As you leave for Canada tomorrow, please know that you leave behind a structure that in a few months time, will be used to the glory of God. You are an incredible man, with an incredible mission. Those of us who have the privilege of getting to spend time with you on Zambian soil are always impacted by your life.
Until next Monday…
On Saturday, while checking up on the young man who was doing some yard work outside of our wall, MJ heard what she thought was the sound of a chirping bird. After further investigation, she discovered that the chirping was actually coming out of the mouth of a very small kitten, and I mean very small.
Within seconds, the chirping kitten was lovingly brought inside the wall to the safety and comfort of two women and a new home. I guess kitty litter and cat food are an indication that MJ and Amber mean business about the adoption on Kopa Street.
I have no idea how a cat thinks, but if I were this one, I would not know what hit me. One minute your home is in tall grass on the side of a road, and the next minute you are being bathed and cuddled in the arms of two Canadian women. One night, you are sleeping outside in the cool air of a Zambian Fall, the next night, you now find yourself cuddled in the warmth of a blanket in a wash basin that is ten times your size. One day you are finding a way to survive, the next day, two Canadian couples are doing everything they can to make sure you are safe, sound and satisfied. What a life!
So here’s the deal. The kitten now lives with its adopted parents, Amber and Evan, and on occasion, comes next door to visit Grandma Mann. Many of our Canadian friends tell us about the joys of grandchildren. The Mann’s don’t have any grandchildren yet, but we have grand cats, two in Canada and now one in Zambia. Try to top that!
By the way, the kitten has a Zambian name, Myemba (which is the short form for chameleon), chosen by its adopted parents. It wasn’t our choice, but hey, we are just the grandparents.
Okay, I know what some of you are thinking – “get a life”. Just to let you know, WE ARE HAVING THE TIME OF OUR LIFE!!!
Until next Monday…
Construction has begun on the new chapel at Trans Africa Theological College, here, in Kitwe. John Cornelius, a great friend of TTC from Canada, is spending seven weeks laying the foundation and supervising the installation of the steel beams.
As I have been watching the progression of the project, I have been reminded of the importance of a solid foundation. There have been untold hours of digging, fabricating of iron rods, and mixing of cement (by hand no less) for the footings and columns of the new chapel. Those who will sit in the chapel, upon its completion, will admire its beauty and be blessed by its function without ever giving thought to its foundation.
Recently, I found a fascinating expression in the book of Ezekiel. The prophet uses the expression, “untempered mortar” (NKJV), in the thirteenth chapter to describe false prophets who lead God’s people astray. He goes on to talk about flimsy walls that are built and covered with “untempered mortar” and warns that rain will come in torrents, hailstones will come hurtling down, and violent winds will burst forth. “When the wall collapses, will people not ask you, ‘Where is the untempered mortar you covered it with…I will tear down the wall you have covered with untempered mortar and will level it to the ground so that its foundation will be laid bare. When it falls, you will be destroyed in it; and you will know that I am the Lord.” (Ezekiel 13:10-14)

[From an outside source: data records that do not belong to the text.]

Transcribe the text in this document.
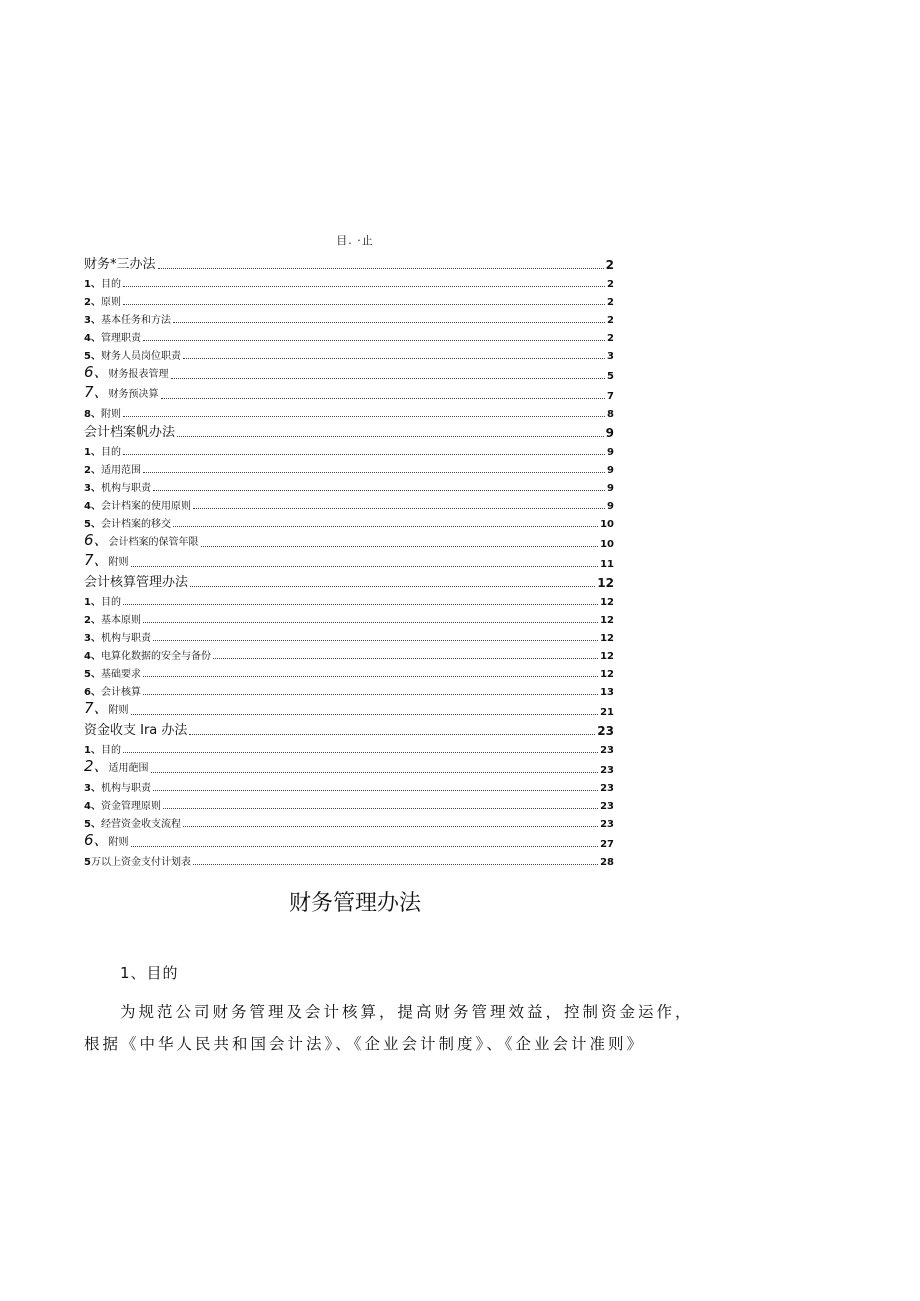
目. ·止
财务*三办法	2
1、目的	2
2、原则	2
3、基本任务和方法	2
4、管理职责	2
5、财务人员岗位职责	3
6、财务报表管理	5
7、财务预决算	7
8、附则	8
会计档案帆办法	9
1、目的	9
2、适用范围	9
3、机构与职责	9
4、会计档案的使用原则	9
5、会计档案的移交	10
6、会计档案的保管年限	10
7、附则	11
会计核算管理办法	12
1、目的	12
2、基本原则	12
3、机构与职责	12
4、电算化数据的安全与备份	12
5、基础要求	12
6、会计核算	13
7、附则	21
资金收支 Ira 办法	23
1、目的	23
2、适用葩围	23
3、机构与职责	23
4、资金管理原则	23
5、经营资金收支流程	23
6、附则	27
5万以上资金支付计划表	28
财务管理办法
1、目的
为规范公司财务管理及会计核算，提高财务管理效益，控制资金运作，
根据《中华人民共和国会计法》、《企业会计制度》、《企业会计准则》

The word untempered means not properly moistened or mixed. In construction, contractors have been known to take shortcuts in an effort to save time or money. After all, no one sees what is below the ground so it is a good place to cut some corners. In the church, sometimes we have been known to take shortcuts in the spiritual process. We all want the blessings of God without paying the price of the process (sometimes a messy process). In either situation, the outcome is disastrous. When the rain, hail and wind comes, and it will, the flimsy walls will fall and the foundation will be laid bare.
Here in Zambia, we know all about the rainy season. When it rains, and believe me it rains, you want to make sure your house is built on a firm foundation, because if it isn’t, your house will wash away. As I have watched the construction of the chapel at TTC, I can assure you that it will be built on a solid foundation!!

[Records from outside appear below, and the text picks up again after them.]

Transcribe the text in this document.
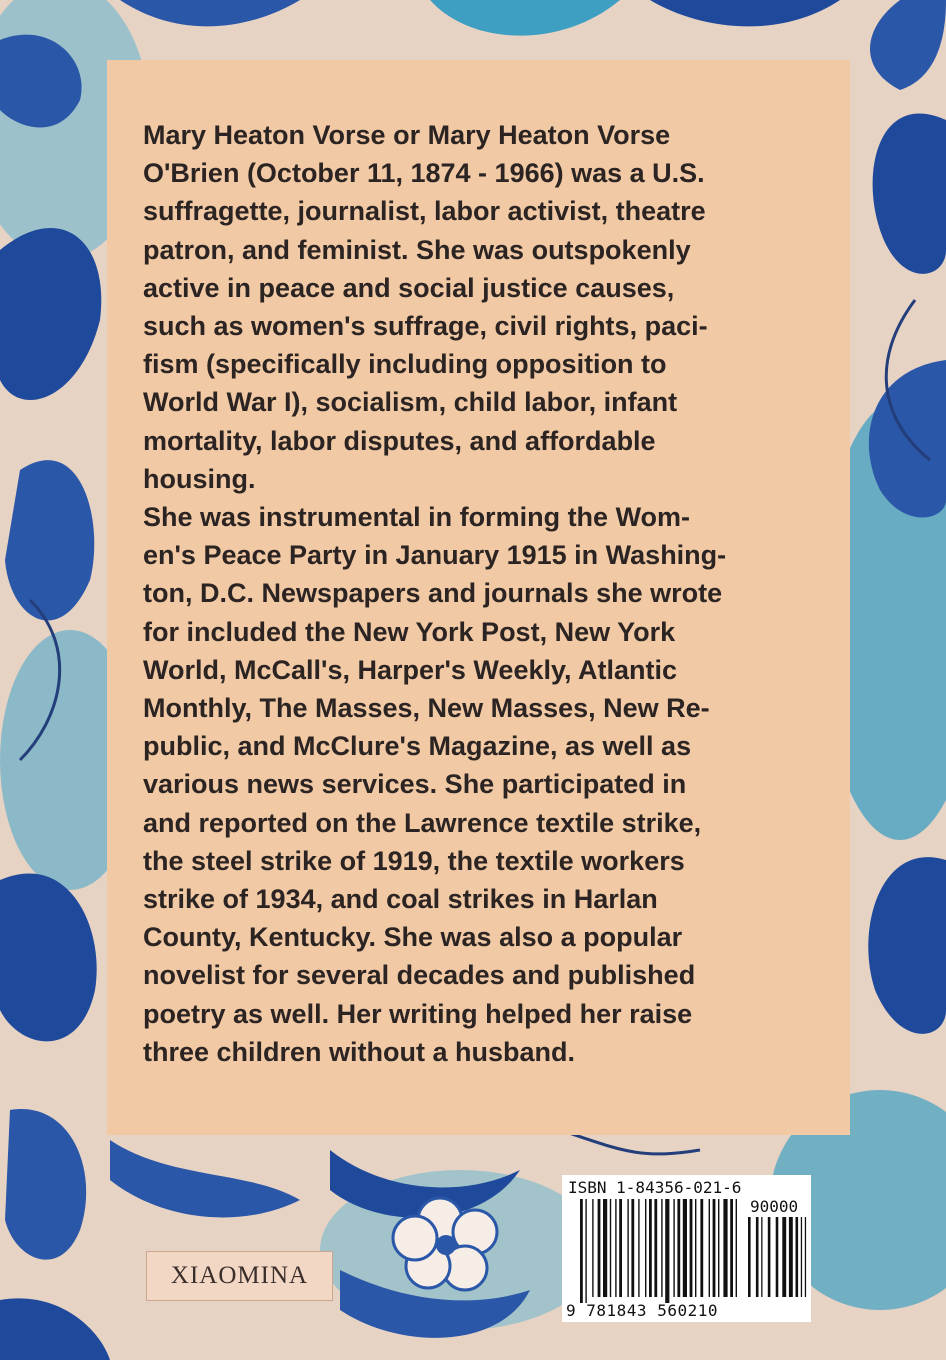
Mary Heaton Vorse or Mary Heaton Vorse
O'Brien (October 11, 1874 - 1966) was a U.S.
suffragette, journalist, labor activist, theatre
patron, and feminist. She was outspokenly
active in peace and social justice causes,
such as women's suffrage, civil rights, paci-
fism (specifically including opposition to
World War I), socialism, child labor, infant
mortality, labor disputes, and affordable
housing.

She was instrumental in forming the Wom-
en's Peace Party in January 1915 in Washing-
ton, D.C. Newspapers and journals she wrote
for included the New York Post, New York
World, McCall's, Harper's Weekly, Atlantic
Monthly, The Masses, New Masses, New Re-
public, and McClure's Magazine, as well as
various news services. She participated in
and reported on the Lawrence textile strike,
the steel strike of 1919, the textile workers
strike of 1934, and coal strikes in Harlan
County, Kentucky. She was also a popular
novelist for several decades and published
poetry as well. Her writing helped her raise
three children without a husband.

XIAOMINA
ISBN 1-84356-021-6
90000
9 781843 560210
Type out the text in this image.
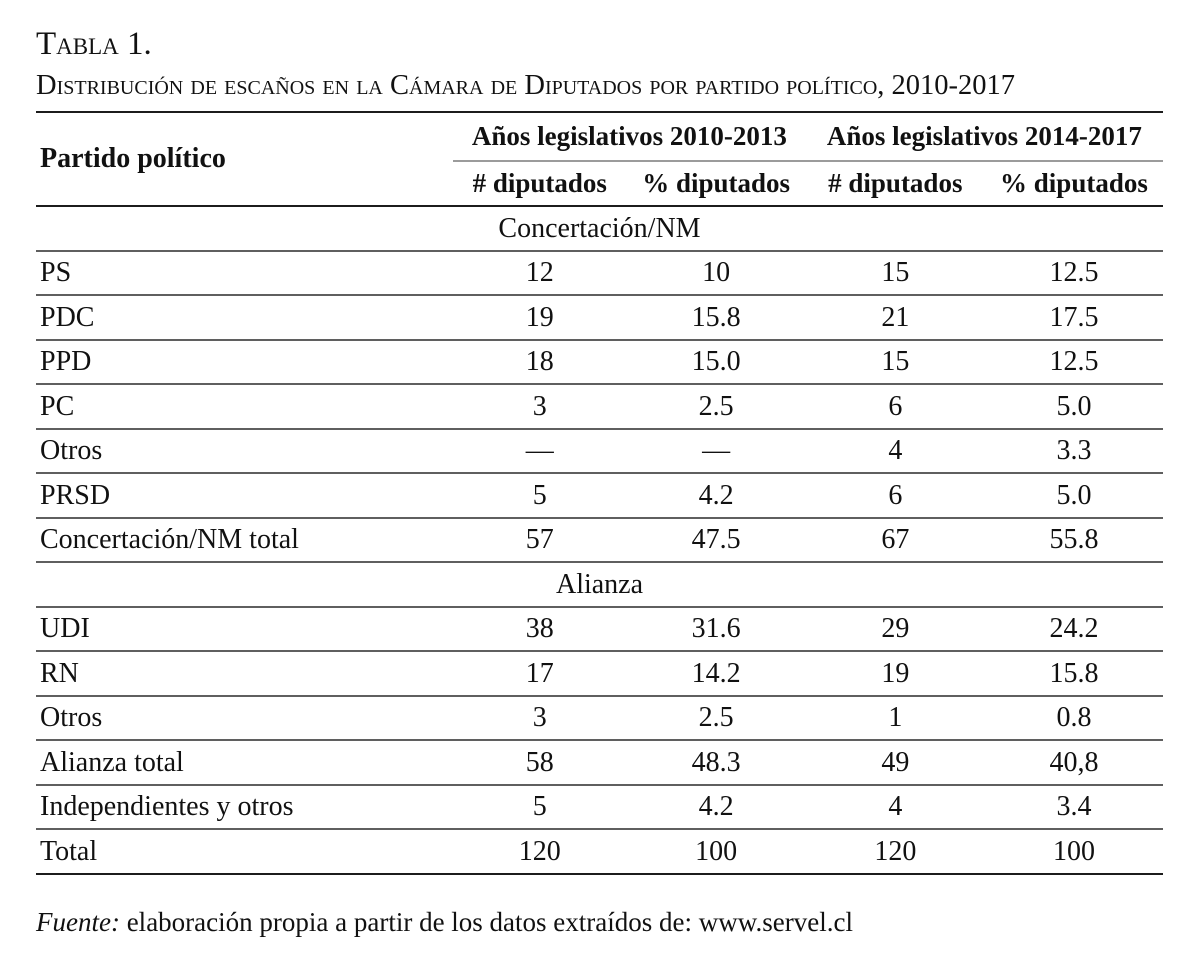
Tabla 1.
Distribución de escaños en la Cámara de Diputados por partido político, 2010-2017
Partido político	Años legislativos 2010-2013		Años legislativos 2014-2017	
	# diputados	% diputados	# diputados	% diputados
Concertación/NM				
PS	12	10	15	12.5
PDC	19	15.8	21	17.5
PPD	18	15.0	15	12.5
PC	3	2.5	6	5.0
Otros	—	—	4	3.3
PRSD	5	4.2	6	5.0
Concertación/NM total	57	47.5	67	55.8
Alianza				
UDI	38	31.6	29	24.2
RN	17	14.2	19	15.8
Otros	3	2.5	1	0.8
Alianza total	58	48.3	49	40,8
Independientes y otros	5	4.2	4	3.4
Total	120	100	120	100
Fuente: elaboración propia a partir de los datos extraídos de: www.servel.cl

Let me remind you that you will experience torrential rains, hurtling hailstones, and bursting winds in your spiritual journey. Make sure that you have a proper mix of the Word of God, prayer, and spiritual health so that the walls of your spiritual house will withstand the storms of life.
I am also reminded of why RTC exists. With God’s help, RTC will continue to teach and model a proper mix of spiritual mortar in the church so that its walls will stand strong in an age when spiritual foundations are being tested by every rain, hail and wind of false doctrine that is blowing, hurtling and bursting forth with vengeance across the world.
Until next Monday…
One of my childhood memories includes a man by the name of Don Feltmate, who recently went to be with the Lord. A short man with a powerful voice, he was our family pastor in Moncton, New Brunswick for one year.
Even though I was only seven, I can still remember his dynamic preaching. The story is told of a time he spoke at a Sunday School convention in Montreal, Evangel (our former church). Back then, Evangel had a massive pulpit (and I mean massive). Don Feltmate was so short that they had to get a wooden coke case for him to stand on so that he could be seen behind the pulpit. It was through that man that I first learned of the saying: “Big things come in small packages”.
Yesterday, I was with the female, Zambian version of Don Feltmate. MJ and I first met Pastor Ruth Mwenge, at one of our first RTC conferences, here in Zambia. She has been a faithful attendee ever since.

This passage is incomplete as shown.